USA TODAY reports that lead author Rachel Jones “attributes the decline to more women using ‘highly effective contraceptive methods such as the IUD [intrauterine device][.]’” It is actually impossible for Jones to make this claim from her study, which conjectured a link between the increased use of long-acting reversible contraceptives (LARC) and a lower abortion rate but never attempted to test for one. Still, she repeats this claim to the AP, Washington Post, Huffington Post, New York Times, etc.
Jones says the decline in abortion rate “coincided with a steep national drop in overall pregnancy and birth rates.” She again credits the drops in pregnancy rates and abortion to “contraceptive use.” While contraceptive use lowers overall pregnancy rates, other Guttmacher studies show that it does not directly cause lower abortion rates. In countries like the United States where abortion is not considered simply another method of birth control (as in the former USSR), abortion and contraceptive use rates first increase simultaneously, even in cases when legalized or popularized years apart. Pregnancy rates then stabilize at a lower level, and contraceptive use continues to increase, but the abortion rate never returns to its all-time low found before higher contraceptive use and lower pregnancy rates. This trend is seen in the United States after Griswold v. Connecticut legalized contraceptive use in 1965. Abortions skyrocketed, even before Roe v. Wade legalized them. Though contraceptive use climbs and pregnancy rates fall, abortion rates remain high.

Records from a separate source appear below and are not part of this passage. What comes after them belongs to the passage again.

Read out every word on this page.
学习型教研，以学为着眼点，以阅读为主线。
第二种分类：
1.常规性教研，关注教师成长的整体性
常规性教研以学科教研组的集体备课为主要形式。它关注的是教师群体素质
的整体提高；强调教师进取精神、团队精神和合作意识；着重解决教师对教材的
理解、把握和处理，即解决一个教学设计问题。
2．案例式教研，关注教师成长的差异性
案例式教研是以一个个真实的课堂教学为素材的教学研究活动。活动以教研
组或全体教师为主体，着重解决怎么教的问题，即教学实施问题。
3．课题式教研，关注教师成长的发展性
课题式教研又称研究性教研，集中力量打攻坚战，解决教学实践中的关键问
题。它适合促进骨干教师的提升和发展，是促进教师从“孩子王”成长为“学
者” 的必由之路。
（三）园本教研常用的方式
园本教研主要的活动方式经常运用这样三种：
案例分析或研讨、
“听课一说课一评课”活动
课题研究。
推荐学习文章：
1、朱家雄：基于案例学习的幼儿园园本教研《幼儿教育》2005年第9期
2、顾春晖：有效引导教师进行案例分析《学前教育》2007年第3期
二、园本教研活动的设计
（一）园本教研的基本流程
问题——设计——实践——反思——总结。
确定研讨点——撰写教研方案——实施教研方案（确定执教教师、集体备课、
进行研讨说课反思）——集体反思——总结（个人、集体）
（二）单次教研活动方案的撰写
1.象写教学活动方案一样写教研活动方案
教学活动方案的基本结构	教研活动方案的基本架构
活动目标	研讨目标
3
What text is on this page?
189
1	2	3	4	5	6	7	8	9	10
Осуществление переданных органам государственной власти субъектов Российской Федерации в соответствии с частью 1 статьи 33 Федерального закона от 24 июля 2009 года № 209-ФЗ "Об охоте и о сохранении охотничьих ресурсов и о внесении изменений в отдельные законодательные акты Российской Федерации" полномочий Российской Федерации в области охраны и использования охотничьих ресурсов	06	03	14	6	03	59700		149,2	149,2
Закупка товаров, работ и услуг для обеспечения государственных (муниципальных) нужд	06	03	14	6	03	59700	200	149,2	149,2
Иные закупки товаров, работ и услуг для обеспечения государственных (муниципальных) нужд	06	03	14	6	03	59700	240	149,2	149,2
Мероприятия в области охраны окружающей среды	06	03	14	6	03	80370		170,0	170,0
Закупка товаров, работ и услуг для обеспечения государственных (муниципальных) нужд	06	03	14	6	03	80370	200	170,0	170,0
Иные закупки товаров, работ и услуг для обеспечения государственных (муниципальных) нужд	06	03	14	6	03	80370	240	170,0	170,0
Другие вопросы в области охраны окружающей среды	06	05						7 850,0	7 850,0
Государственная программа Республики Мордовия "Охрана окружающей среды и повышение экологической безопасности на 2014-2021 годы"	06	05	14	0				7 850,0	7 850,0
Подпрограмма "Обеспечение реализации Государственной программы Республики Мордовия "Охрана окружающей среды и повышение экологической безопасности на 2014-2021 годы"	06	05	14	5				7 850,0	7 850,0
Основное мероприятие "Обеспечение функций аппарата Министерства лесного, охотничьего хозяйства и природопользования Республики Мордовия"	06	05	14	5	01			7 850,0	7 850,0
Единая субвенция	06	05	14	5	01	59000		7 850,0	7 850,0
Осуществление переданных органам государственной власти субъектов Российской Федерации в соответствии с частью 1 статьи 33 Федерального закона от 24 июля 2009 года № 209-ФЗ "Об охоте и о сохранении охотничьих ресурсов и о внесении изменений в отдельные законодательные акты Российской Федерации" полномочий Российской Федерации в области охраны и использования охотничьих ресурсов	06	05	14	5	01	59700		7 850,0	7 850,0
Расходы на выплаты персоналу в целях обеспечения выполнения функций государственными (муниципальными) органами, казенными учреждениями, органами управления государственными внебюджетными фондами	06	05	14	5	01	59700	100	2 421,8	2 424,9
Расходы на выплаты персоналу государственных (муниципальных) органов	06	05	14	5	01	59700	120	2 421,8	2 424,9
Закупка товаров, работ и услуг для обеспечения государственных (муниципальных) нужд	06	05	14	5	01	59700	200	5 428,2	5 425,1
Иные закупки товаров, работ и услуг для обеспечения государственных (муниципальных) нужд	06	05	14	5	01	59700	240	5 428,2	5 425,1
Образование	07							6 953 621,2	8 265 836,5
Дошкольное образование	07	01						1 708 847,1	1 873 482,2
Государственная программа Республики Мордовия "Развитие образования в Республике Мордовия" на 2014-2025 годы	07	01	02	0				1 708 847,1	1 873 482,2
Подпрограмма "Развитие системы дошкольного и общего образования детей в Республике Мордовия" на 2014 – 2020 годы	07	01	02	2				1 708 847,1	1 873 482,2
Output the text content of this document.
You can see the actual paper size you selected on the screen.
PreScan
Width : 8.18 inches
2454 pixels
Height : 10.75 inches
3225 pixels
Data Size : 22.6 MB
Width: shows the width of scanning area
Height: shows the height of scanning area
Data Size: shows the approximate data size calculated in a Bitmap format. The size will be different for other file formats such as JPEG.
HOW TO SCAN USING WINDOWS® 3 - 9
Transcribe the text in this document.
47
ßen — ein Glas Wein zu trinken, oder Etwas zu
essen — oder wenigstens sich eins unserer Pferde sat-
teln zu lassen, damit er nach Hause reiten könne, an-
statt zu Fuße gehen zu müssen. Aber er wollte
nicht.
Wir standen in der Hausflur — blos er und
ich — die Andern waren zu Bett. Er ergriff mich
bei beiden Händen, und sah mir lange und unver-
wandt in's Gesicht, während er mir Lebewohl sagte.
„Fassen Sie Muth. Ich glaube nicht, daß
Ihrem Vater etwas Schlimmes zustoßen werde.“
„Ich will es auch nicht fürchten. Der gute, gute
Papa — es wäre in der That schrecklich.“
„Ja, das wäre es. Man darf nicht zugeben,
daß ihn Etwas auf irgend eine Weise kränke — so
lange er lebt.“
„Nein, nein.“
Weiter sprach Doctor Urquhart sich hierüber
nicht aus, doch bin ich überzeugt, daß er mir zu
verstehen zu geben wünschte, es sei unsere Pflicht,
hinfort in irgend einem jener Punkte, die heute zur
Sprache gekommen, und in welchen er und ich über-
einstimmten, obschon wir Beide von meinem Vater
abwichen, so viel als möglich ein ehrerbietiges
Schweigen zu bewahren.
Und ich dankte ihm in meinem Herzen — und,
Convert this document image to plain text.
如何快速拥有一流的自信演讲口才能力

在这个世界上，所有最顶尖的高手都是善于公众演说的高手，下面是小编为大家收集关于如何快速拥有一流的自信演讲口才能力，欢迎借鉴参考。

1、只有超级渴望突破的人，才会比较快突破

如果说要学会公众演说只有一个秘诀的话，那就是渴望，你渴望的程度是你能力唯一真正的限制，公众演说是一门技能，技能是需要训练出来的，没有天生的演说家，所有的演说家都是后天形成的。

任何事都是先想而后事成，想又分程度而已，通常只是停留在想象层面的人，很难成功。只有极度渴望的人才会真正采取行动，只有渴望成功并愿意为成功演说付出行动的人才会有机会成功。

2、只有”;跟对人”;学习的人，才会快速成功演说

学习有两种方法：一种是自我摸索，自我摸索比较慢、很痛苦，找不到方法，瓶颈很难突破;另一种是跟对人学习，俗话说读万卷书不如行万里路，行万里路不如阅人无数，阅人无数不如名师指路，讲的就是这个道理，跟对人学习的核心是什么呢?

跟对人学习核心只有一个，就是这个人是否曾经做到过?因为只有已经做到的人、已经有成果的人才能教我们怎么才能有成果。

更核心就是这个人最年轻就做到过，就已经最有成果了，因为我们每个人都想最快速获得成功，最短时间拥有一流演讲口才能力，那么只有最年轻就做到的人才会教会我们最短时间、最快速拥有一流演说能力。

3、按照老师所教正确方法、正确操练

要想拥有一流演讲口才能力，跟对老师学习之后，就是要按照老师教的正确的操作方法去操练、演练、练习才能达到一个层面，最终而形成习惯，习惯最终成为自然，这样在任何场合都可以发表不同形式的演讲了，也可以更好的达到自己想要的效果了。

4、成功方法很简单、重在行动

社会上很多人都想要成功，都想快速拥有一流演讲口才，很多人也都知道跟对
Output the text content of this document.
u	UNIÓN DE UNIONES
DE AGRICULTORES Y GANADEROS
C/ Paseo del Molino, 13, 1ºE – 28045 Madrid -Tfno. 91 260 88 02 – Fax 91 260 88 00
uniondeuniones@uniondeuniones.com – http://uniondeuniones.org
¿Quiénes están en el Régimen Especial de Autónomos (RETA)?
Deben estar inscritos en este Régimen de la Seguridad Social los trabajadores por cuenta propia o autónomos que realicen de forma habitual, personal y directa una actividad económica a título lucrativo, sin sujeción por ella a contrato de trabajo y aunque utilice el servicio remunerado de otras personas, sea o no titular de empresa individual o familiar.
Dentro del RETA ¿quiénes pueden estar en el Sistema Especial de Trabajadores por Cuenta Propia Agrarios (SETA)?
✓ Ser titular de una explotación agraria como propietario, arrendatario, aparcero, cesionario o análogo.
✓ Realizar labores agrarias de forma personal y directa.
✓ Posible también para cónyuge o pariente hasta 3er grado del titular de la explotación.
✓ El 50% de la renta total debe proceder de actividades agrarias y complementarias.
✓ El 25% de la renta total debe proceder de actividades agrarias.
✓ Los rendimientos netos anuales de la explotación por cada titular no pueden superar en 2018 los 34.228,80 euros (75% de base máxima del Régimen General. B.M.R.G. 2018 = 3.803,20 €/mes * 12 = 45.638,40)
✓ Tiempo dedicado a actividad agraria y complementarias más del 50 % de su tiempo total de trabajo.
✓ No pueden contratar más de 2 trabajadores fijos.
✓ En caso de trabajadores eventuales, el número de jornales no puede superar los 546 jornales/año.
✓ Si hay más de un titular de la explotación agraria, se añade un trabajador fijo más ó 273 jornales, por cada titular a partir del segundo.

So does increased contraceptive use cause a decline in abortions? After increasing abortions, yes, eventually. Even, so, Jones’s second hypothesis – that couples are delaying pregnancy due to an unsure economy – may be a safer one. The only indication she has of better contraceptive use is a small decrease in non-use among young women, from 15% to 12% from 2007 to 2009, and a higher use of LARCs as compared to other contraceptive methods. This obviously cannot fully account for the 13% decrease in abortions from 2008 to 2011.
It is also deeply misleading to claim that the LARCs Jones mentioned, IUDs, decrease the number of abortions. Besides other side-effects endangering women, they undeniably cause early abortions, making the uterine lining hostile to the embryo, who cannot implant and is starved (1).
A rate worth celebrating
In summary, Guttmacher Institute’s “Abortion Incidence and Service Availability in the United States, 2011” is generally encouraging to pro-life advocates but offers little practical help to either side of the abortion debate. During the short course of Guttmacher’s study, pregnancies ending in abortion dropped from 23 to 21 out of every 100 pregnant mothers (2). Seventy-nine out of 100 choose life for their children. That’s a rate worth celebrating.
However, the report fails to statistically examine any link between the abortion rate decrease and pro-life legislation, fewer doctors performing abortions, or contraceptive use. Guttmacher’s strongly partisan nature is obvious as it completely ignores pro-life educational efforts, the unknown numbers of embryos killed by “emergency contraception,” the impact of prevalent ultrasound imagery on America’s perception of the pre-born child’s humanity, or women’s access to options other than abortion at community pregnancy centers.
Still, there is no denying a national trend. And this trend shows a much greater respect for human life than just thirty years ago. Here I have to take a leaf from Guttmacher’s book and conjecture: hearts and minds are changing.
- (1) Grimes DA (2007). Intrauterine devices (IUDs). In RA Hatcher et al., eds., Contraceptive Technology, 19th ed., pp. 117-143. New York: Ardent Media.
- (2) Does not include miscarriages.